Parents follow students’ footsteps at open house
Published 2:42 pm Tuesday, September 20, 2016
By CONNIE NOLEN / Community Columnist
“How does Bethany do this every Friday?” asked her mom. Jeni Warden was feeling the strain of her daughter’s schedule—and the evening was just starting.
Beginning second period of our Pelham High School Open House, parents were already acquiring empathy. Traveling the crisscross, back and forth, up and down nature of their kids’ schedules by attending Open House is a challenge.
“Fridays are exhausting,” I say. “How did we ever manage seven and eight classes a day for five days of the week?”
For many years, Pelham High School students braved the hallways every hour and we moved at a frantic pace. Now Fridays feel like days of sprinting. Indeed, many students and teachers have come to prefer the more relaxed pace of odd and even days with fewer classes meeting each day. In order for parents to visit all of their students’ scheduled classes, Open House moved through the PHS Frantic Friday schedule.
Meeting with Advanced Placement English Language parents led to discussions of students scoring well enough on their AP exam to earn up to six hours of college credit. Earning six hours of college credit saves about $2,000—the price of two college classes at most Alabama colleges and universities.
In Creative Writing, parents learn that students are storytelling using all types of media. They’re happy to see students submitting work online via Google Classroom to prepare for collegiate submissions.

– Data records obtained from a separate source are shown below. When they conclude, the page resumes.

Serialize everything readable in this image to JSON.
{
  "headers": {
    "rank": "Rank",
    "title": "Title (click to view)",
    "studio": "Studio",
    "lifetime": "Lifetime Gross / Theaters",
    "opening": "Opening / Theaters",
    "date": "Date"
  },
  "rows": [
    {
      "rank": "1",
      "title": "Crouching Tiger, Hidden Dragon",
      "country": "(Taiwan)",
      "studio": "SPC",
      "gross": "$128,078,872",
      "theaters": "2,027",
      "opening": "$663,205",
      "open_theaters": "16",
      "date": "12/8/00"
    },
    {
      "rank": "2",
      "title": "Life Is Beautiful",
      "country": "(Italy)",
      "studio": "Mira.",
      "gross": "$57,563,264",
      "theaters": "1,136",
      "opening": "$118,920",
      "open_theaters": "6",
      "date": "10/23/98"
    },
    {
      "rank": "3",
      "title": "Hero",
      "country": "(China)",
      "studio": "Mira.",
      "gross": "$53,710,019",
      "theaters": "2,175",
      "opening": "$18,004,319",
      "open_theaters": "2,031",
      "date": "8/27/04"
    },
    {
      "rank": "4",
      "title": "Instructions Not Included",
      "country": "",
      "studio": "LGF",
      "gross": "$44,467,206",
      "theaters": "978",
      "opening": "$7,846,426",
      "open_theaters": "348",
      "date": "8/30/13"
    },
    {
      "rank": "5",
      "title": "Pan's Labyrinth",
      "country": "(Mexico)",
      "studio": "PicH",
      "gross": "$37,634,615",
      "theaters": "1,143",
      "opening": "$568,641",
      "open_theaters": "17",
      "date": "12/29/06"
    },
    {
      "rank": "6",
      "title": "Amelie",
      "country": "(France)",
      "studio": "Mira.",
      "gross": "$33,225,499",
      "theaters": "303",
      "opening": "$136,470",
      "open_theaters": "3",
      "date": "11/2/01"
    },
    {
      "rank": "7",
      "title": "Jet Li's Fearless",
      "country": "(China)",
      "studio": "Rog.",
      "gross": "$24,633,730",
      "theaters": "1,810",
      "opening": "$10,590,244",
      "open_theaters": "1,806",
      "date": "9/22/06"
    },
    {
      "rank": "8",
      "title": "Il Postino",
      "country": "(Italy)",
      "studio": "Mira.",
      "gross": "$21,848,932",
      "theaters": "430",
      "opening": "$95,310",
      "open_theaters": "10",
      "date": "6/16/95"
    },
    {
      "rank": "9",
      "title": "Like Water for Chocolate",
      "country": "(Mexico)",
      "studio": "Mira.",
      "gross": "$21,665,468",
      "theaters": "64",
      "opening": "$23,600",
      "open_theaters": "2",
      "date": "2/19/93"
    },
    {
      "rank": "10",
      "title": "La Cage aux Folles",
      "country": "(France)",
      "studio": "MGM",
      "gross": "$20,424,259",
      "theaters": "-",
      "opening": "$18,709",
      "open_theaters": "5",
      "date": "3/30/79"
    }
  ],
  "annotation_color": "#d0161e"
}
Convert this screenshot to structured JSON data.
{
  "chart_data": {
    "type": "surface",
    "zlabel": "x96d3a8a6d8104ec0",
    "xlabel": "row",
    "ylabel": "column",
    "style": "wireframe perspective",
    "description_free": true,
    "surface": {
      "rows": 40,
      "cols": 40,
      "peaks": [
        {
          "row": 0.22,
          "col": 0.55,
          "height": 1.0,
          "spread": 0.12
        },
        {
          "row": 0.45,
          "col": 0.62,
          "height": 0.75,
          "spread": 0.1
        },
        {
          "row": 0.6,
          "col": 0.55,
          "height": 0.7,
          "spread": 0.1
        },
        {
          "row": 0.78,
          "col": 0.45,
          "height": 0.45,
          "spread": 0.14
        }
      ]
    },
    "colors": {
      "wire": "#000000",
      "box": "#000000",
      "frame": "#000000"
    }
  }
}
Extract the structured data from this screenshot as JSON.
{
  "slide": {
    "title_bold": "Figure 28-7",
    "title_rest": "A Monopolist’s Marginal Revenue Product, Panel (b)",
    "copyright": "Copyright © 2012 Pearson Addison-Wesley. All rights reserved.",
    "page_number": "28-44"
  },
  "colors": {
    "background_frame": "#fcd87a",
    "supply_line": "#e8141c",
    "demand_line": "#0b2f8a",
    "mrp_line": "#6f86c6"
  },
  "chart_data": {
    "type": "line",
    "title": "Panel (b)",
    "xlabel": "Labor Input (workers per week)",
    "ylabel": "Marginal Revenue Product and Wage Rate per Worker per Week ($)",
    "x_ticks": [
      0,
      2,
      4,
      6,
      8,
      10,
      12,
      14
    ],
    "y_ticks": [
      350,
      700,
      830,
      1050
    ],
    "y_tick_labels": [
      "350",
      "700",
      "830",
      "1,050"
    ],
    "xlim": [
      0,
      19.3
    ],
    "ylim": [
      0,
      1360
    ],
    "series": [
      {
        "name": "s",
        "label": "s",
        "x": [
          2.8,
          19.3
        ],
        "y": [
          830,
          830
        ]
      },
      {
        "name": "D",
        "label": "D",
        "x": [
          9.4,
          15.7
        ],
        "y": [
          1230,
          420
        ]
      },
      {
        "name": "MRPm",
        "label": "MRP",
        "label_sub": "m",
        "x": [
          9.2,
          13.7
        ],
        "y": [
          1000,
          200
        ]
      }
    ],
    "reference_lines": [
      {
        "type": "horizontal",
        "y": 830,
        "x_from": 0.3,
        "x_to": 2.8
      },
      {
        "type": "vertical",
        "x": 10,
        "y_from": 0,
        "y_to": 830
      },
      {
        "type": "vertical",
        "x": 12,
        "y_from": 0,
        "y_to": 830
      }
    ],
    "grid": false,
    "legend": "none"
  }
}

Competitive Writing parents are impressed that students have created resumes, which are handy tools for completing scholarship applications. Parents are happy to know that students are required to complete at least six scholarship applications and essays each nine weeks.
“This is where I sat last year in Creative Writing and this is where I sit in Lit Mag this year,” sophomore Anna Carden tells her mom. “I’m moving towards the front every year.”
“At this rate, you’ll be teaching class by senior year,” I tell Carden. She smiles.
School years are journeys. This year, I am blessed with amazing traveling companions.